From Japan to milk cows

Chihiro Hanyuda - Bay of Plenty Dairy Manager of the Year. By Sheryl Haitana.

Japanese-born Chihiro Hanyuda has advanced quickly up the ladder in the dairy industry to her first job as farm manager in just three years, including take a six month ‘break’ to have her daughter.

The 27-year-old grew up in Nara, Japan, a city surrounded by rice fields. Chihiro was drawn to cows from an early age and always knew she wanted to be a dairy farmer.

“It’s very difficult to make a living dairy farming in Japan so I knew I would have to go overseas. I originally was looking at Australia as I didn’t know anything about New Zealand. But someone told me Aussie was expensive so I came here.

“I’m proud of myself for climbing the ladder relatively fast for someone who came to NZ alone just a few years ago and didn’t know anything about farming.

“When people look at me, they don’t think I’m a farmer. I’m proud to be a farmer in this country – if I can do it, anyone can.”

She enrolled in Massey University at Palmerston North and studied a Bachelor of Science, majoring in Animal Science, with a minor in Ecology.

With one paper to finish in her degree she got a job working as farm assistant in Taupo milking 2000 cows.

The large-scale operation wasn’t for her as she didn’t like the poor cow management so she left after a year to a 600-cow farm on the Kaimais in the Bay of Plenty. She started as a farm assistant, was promoted to herd manager and then got pregnant. She took six months off to have her daughter and in the meantime found her first job as farm manager in Galatea. She is working for Peter Overdevest and Tania Akehurst on their 148-hectare Galatea farm, milking 379 cows with one staff member.

Her partner Te Maapi, whom she met at Massey, works as a car salesman in Tauranga. He currently stays in Tokoroa with their daughter Mirai, 1, and his parents. The commute for him is easier from there. It was a tough decision to live apart, but it works at the moment. Her family provides motivation to keep going during the tougher times, she says.

“To be honest, it’s not easy having a baby and working onfarm at the same time. I was just lucky to have a partner who is really supportive of my career.

“Of course it’s not impossible to progress in the industry, but having a baby came with huge sacrifices and more obstacles.

“If I was a sharemilker, I suppose it would’ve been a different story, but as an employee, I can’t bring my baby to work so we had to come up with other options. I know that women might struggle with the physical side of farming more than men, but there are so many tools and machinery these days to help us, so it might take us a bit longer but we could still get the job done.

“I think women in general have more patience and understand what cows go through better as mothers, so there is definitely an advantage in hiring women onfarm. At the end of the day, the gender doesn’t matter. What matters is how determined the person is to work hard.”

Chihiro’s ultimate goal is farm ownership, owning a 400-600 cow farm, preferably close to a city for Te Maapi to continue in his career.

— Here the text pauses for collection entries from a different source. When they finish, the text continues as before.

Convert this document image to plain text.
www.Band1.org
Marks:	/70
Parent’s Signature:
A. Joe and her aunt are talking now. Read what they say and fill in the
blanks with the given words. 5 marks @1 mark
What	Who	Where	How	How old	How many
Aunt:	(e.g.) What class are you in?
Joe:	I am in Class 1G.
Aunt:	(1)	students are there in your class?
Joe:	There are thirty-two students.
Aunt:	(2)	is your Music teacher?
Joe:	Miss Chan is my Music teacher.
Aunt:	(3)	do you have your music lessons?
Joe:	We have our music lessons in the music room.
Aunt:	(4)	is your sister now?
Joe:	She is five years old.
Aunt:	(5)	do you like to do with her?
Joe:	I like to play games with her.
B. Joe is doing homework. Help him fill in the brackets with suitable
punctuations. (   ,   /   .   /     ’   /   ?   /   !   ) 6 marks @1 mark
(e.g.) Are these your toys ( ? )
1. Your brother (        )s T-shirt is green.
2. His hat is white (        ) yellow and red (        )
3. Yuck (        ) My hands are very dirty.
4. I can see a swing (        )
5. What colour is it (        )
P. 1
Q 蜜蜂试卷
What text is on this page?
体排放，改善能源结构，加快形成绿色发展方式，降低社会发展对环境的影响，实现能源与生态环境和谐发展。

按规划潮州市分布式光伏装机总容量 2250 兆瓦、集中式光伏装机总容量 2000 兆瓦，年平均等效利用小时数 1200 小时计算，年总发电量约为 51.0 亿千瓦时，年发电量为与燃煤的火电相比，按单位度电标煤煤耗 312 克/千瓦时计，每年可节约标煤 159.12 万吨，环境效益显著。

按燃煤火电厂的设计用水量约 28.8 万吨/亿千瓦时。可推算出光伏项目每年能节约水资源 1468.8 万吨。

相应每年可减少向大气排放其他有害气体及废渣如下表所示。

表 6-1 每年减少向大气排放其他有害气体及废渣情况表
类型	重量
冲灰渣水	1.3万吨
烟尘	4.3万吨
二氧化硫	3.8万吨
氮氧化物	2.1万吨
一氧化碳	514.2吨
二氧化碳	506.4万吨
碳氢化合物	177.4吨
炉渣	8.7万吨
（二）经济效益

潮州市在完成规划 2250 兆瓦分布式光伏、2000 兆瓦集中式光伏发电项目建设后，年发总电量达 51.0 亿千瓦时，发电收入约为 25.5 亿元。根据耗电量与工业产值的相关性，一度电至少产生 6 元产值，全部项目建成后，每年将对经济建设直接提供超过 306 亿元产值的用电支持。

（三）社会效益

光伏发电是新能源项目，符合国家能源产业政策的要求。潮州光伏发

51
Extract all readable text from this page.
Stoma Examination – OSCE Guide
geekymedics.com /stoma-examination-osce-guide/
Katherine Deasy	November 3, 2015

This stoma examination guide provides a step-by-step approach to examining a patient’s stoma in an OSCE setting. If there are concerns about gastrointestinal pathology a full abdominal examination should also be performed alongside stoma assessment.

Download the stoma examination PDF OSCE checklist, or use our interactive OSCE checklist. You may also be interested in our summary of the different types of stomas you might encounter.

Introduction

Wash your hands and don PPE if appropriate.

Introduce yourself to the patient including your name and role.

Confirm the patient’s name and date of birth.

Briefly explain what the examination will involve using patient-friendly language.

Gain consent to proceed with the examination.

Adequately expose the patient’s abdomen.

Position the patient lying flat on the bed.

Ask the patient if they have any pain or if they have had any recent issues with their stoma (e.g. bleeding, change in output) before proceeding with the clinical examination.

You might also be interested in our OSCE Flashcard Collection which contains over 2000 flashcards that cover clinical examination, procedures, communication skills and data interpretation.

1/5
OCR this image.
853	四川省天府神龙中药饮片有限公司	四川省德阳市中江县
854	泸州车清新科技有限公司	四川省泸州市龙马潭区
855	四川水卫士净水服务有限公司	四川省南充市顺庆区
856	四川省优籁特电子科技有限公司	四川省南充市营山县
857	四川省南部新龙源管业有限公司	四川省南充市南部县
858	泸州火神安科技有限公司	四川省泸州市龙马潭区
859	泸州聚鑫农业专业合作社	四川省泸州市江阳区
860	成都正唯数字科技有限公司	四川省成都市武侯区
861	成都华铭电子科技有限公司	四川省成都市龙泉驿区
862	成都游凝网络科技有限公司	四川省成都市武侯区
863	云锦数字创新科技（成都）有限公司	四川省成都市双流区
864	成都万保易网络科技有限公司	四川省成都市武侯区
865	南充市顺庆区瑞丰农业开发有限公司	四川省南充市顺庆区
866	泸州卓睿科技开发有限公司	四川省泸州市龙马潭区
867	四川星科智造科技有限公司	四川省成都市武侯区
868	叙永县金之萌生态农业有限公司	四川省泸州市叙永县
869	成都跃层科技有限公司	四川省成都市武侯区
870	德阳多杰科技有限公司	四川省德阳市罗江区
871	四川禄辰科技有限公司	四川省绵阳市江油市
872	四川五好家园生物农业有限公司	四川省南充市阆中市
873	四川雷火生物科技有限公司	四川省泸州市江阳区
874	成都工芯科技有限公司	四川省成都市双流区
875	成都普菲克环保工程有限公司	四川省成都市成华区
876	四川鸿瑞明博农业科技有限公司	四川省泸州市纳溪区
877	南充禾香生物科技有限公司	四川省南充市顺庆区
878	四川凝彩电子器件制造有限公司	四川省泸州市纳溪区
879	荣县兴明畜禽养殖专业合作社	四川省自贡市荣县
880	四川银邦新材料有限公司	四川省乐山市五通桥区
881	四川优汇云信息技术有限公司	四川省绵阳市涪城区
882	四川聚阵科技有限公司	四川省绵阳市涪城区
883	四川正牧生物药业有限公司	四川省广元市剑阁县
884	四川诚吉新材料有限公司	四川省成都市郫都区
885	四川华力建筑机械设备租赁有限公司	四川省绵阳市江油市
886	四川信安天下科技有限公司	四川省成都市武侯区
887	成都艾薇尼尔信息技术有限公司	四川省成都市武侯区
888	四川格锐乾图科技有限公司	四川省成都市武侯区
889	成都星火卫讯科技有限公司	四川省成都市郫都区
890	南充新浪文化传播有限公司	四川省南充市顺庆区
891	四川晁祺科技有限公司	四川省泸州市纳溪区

“I will be looking at going contract milking or sharemilking in the next two-three years, depending on finances. We have set a goal to save $50,000 from our wages this year. We are not quite there yet.”

Chihiro first entered the Dairy Industry Awards as a dairy trainee last year, she didn’t make the finals but was recognised as emerging talent. She wasn’t keen to enter this year because she was only in her first year as manager, but had a lot of encouragement.

“Everyone was hounding me. So I thought there is no harm in trying.”

Chihiro loves farming in Galatea although she hasn’t experienced farming through a drought yet.

“The community here is so lovely, everyone is so nice.

“This is my first manager role, but Peter and Tania are so supportive. Pete is always out onfarm so if there is anything that comes up, I can ask him.”

Chihiro won three merit awards, including the DeLaval Livestock Management Award, Fonterra Dairy Management Award and the Whakatane District Council Environmental Sustainability Award.

When it comes to livestock management, animal welfare is a huge priority on their farm, Chihiro says.

“Tracey and I are both mums so I think we sympathise with the cows. We never try to rush them and make sure they’re not stressed.

“Winning the sustainability award was a big one for me. I want to work to close the gap between farmers and the government. I would love to assist farmers and government officials to understand each other’s point of view.”

Having studied ecology, she wants to be able to help farmers further understand the impacts their farming practices can have.

“Most of the effects, we cannot see visually. I want to eventually be able to have workshops with farmers to show not just the science, but just how beneficial some of the improved practices can be.

“We can’t be ignorant and think we can do what we have done in the past, or just think about now, we have to think about the future generations.”

Uneducated comments on social media frustrate Chihiro, who would like to see farmers educate themselves more on the environment.

“I see these comments and I get a feeling that most haven’t even read the regulations or understand them properly.

“Instead of blindly disagreeing, we should broaden our knowledge and think how we can individually improve the situation.”

Runner up – Dayna Rowe, Te Puke Third – Lindsay Williams, Pukehina.